J’enchaîne avec le dossier qui me file des cauchemars : la MDPH. Et j’y passe tout l’après-midi, sans avoir terminé. J’en ai marre de me heurter à mes limites, de les voir écrites, de devoir les poser noir sur blanc, peut-être que c’est plus complexe qu’une difficulté à marcher ou des douleurs qui te tue un peu chaque fois ou une incapacité sociale, je veux juste retourner à mon déni bien-aimé et qu’ils comprennent seuls que nous sommes tous épuisés par le SED et l’autisme, que ça prend nos vies et ne les rend pas. Je rêve parfois de transmettre mon corps quelques heures, juste pour, tu sais ? qu’on se mette dans mes chaussures, mes chevilles, mes doigts, ma tête. Que la douleur passe un peu chez l’autre et que je sois en.ten.due même si je ne dis rien.

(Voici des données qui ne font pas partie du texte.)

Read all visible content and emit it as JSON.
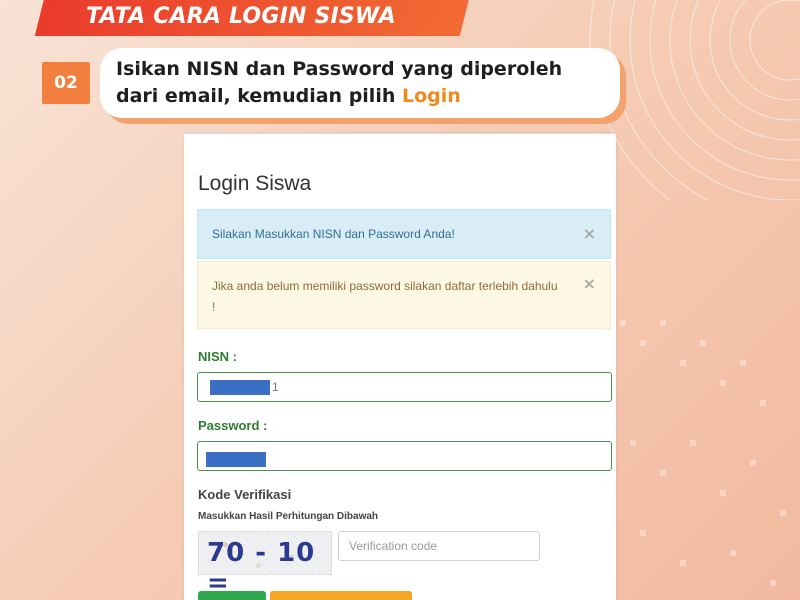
{
  "banner": {
    "title": "TATA CARA LOGIN SISWA"
  },
  "step": {
    "number": "02",
    "line1": "Isikan NISN dan Password yang diperoleh",
    "line2_prefix": "dari email, kemudian pilih ",
    "line2_highlight": "Login"
  },
  "form": {
    "title": "Login Siswa",
    "alert_info": "Silakan Masukkan NISN dan Password Anda!",
    "alert_warning": "Jika anda belum memiliki password silakan daftar terlebih dahulu !",
    "close_glyph": "×",
    "nisn_label": "NISN :",
    "nisn_value_visible": "1",
    "password_label": "Password :",
    "kode_label": "Kode Verifikasi",
    "kode_sub": "Masukkan Hasil Perhitungan Dibawah",
    "captcha_text": "70 - 10 =",
    "verification_placeholder": "Verification code"
  },
  "colors": {
    "banner": "#ea3b2c",
    "step_badge": "#f37f3f",
    "highlight": "#f08a1c",
    "label_green": "#2e7d32",
    "info_bg": "#d9edf7",
    "warning_bg": "#fcf8e3",
    "button_green": "#2fa84f",
    "button_orange": "#f5a623"
  },
  "icons": {
    "alert_close": "close-icon"
  }
}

Le soir il y a une étincelle, un quelque chose que j’attrape en dansant dans le salon sur la musique (meilleure playlist autoproclamée de l’année), bientôt rejointe par LeChat qui allume la petite lampe calebasse et éteint les autres, monte le son – les enfants ont le sourire jusqu’aux oreilles, observent de loin, ne se mêlent pas, jamais, à la danse. Je sais que l’idée n’est pas bonne mais je ne résiste pas à l’envie, au plaisir de danser et on enchaîne ainsi les chansons, il y a une joie si profonde dans la maison, elle illumine de fils de lumière entre les uns et les autres, en rythme, en douceur, des filaments blancs pétillants, des lucioles peut-être. Un peu de magie d’un autre monde.
Mardi 17 –
LeChat m’emmène en voiture, le genou se défile. Je me rends chez la dentiste, rendez-vous que j’attends depuis un mois et demi, pour s’occuper de la vieille couronne qui ne fait plus son travail et laisse filtrer des aliments. Je m’y suis rendue pour rien, la secrétaire s’est trompée : petit créneau au lieu d’une heure, forcément, ça ne fonctionne pas. Un peu agacée (j’ai un abcès en permanence, gênant mais pas douloureux, que j’assomme avec peu d’effet à coup de bains de bouche et d’huile essentielle de menthe poivrée), je m’exprime sur le fait que là, c’est pénible vu qu’avec la secrétaire, nous avions même discuté du fait que les prothésistes partaient en vacances le 21, donc elle savait vraiment bien le contexte du rendez-vous. La dentiste me fait une radio dans une pièce spéciale pour bien voir toute la zone, elle n’est carrément pas ravie de s’occuper de cette dent – ça ne me rassure pas – qui va visiblement poser des problèmes lors de l’extraction du pivot, très gros, trop gros. J’en profite pour signaler un morceau cassé d’une incisive qu’elle lime, ça ne me coupera plus la lèvre : je ne suis pas venue pour rien, finalement.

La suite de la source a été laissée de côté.